Hall Sensor - First Test

     By looking through a lot of tutorials I saw a few different approaches. Tested out a lot of them, but most didn't do for me what I wanted. I saw a lot of people also using interrupt pins which I wanted to avoid if I could. So in the end the method which proved to work perfectly for me is this which requires a single 10K resistor for each hall sensor. Here is how the connection looks like:



In this configuration, the sensor worked precisely as I wanted to, which is like a small button. With this part finished all that was left is to make a small board with 9 of these soldered to it, so that will be my next step in this build.


Making the 3X3 Grid

     For the most part this was a pretty straight forward build with only 2 things to consider and that is what kind of connectors to use, which turned out to be only one option that I could find locally, as well as the size of the board itself. The goal was for the user not the notice that there is anything in the glove, but also I didn't want to make it impossible to use.
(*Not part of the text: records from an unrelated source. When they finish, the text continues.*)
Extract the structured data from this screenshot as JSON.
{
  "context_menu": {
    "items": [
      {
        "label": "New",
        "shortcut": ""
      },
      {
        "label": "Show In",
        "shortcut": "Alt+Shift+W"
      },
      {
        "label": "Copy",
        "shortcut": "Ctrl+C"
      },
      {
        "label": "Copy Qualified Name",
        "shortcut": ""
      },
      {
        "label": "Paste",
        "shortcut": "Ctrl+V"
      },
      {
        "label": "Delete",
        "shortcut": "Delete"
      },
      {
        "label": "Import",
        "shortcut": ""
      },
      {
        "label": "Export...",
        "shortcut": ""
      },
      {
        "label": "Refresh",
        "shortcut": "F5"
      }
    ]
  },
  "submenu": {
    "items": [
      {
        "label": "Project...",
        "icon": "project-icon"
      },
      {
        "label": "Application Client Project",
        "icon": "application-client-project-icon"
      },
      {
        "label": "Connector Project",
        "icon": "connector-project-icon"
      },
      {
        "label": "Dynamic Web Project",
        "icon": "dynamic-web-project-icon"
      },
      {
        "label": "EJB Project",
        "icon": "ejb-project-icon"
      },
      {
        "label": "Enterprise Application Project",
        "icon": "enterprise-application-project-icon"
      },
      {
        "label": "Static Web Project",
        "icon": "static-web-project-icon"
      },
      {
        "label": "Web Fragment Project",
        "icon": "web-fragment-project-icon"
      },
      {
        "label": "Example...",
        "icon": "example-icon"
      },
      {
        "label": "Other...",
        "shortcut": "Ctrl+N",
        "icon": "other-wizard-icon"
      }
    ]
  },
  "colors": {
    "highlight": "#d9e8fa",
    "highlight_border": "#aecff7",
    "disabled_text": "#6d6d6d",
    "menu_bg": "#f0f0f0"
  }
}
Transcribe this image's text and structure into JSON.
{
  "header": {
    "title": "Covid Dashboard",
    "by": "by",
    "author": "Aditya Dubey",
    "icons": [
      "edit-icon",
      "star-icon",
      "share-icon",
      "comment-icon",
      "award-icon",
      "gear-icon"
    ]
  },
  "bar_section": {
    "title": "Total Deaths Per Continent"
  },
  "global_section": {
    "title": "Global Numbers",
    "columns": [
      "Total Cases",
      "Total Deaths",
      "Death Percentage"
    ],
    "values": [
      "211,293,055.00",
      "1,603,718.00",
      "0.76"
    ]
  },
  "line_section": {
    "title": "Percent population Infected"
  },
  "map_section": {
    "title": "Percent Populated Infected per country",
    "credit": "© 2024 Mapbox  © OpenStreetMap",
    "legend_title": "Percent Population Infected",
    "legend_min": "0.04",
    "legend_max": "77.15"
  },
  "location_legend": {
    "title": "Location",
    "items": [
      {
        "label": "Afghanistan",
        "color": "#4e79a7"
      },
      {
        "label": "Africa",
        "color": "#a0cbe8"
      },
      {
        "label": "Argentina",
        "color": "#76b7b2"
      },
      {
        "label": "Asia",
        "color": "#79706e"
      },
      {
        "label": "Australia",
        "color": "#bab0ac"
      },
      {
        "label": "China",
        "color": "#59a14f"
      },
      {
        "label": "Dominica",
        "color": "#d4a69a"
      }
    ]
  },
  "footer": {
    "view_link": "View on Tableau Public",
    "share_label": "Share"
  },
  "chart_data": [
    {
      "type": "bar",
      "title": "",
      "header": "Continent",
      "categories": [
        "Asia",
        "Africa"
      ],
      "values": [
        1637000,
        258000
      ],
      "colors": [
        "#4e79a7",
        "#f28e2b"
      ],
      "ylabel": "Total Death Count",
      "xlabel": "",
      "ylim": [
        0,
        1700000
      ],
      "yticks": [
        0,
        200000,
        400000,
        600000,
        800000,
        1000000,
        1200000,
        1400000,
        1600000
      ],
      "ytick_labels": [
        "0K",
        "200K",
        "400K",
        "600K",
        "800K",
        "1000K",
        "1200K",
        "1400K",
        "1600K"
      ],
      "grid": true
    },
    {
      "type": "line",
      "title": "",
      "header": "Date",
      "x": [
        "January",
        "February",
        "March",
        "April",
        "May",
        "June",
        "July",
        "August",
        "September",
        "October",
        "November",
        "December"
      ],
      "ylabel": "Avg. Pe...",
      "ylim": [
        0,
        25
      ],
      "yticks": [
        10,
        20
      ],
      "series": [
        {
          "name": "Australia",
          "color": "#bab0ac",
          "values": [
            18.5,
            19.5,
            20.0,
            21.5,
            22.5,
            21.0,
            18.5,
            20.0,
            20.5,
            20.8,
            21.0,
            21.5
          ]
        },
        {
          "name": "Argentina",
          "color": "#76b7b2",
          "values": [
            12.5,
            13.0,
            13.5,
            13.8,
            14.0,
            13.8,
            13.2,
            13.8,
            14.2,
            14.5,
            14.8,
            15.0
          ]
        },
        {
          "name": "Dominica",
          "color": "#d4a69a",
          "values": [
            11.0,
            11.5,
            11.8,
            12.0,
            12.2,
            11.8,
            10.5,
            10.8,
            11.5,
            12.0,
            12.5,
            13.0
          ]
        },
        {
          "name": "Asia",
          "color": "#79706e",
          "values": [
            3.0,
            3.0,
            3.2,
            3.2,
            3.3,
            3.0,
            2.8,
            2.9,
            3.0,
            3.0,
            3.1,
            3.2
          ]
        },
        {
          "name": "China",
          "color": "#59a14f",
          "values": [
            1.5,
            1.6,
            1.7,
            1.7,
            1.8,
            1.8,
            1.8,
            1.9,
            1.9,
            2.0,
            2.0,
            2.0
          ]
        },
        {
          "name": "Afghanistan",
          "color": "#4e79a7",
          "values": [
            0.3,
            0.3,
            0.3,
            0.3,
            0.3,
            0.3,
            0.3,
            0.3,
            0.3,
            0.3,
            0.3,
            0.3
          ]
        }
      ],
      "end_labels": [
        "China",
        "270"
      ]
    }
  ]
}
By putting different sized board in one of my gloves which I picked for this project, I ended up with the size of around 4x4cm. I couldn't feel the board at all, but it also looked like pretty easy to use. So here is how the soldering process went:


{gallery} Hall sensor grid

Top Side: The top side of the board came out really clean

Bottom Side: This is the bottom side before all of the connecting wires we put

Finished grid: 8 out of 9 sensors worked perfectly, while one of them wasn't responding as it should. All of the connections are fine, but it possible got damaged from me heating it too much, or it didn't work from the beginning since I didn't test them all at the start.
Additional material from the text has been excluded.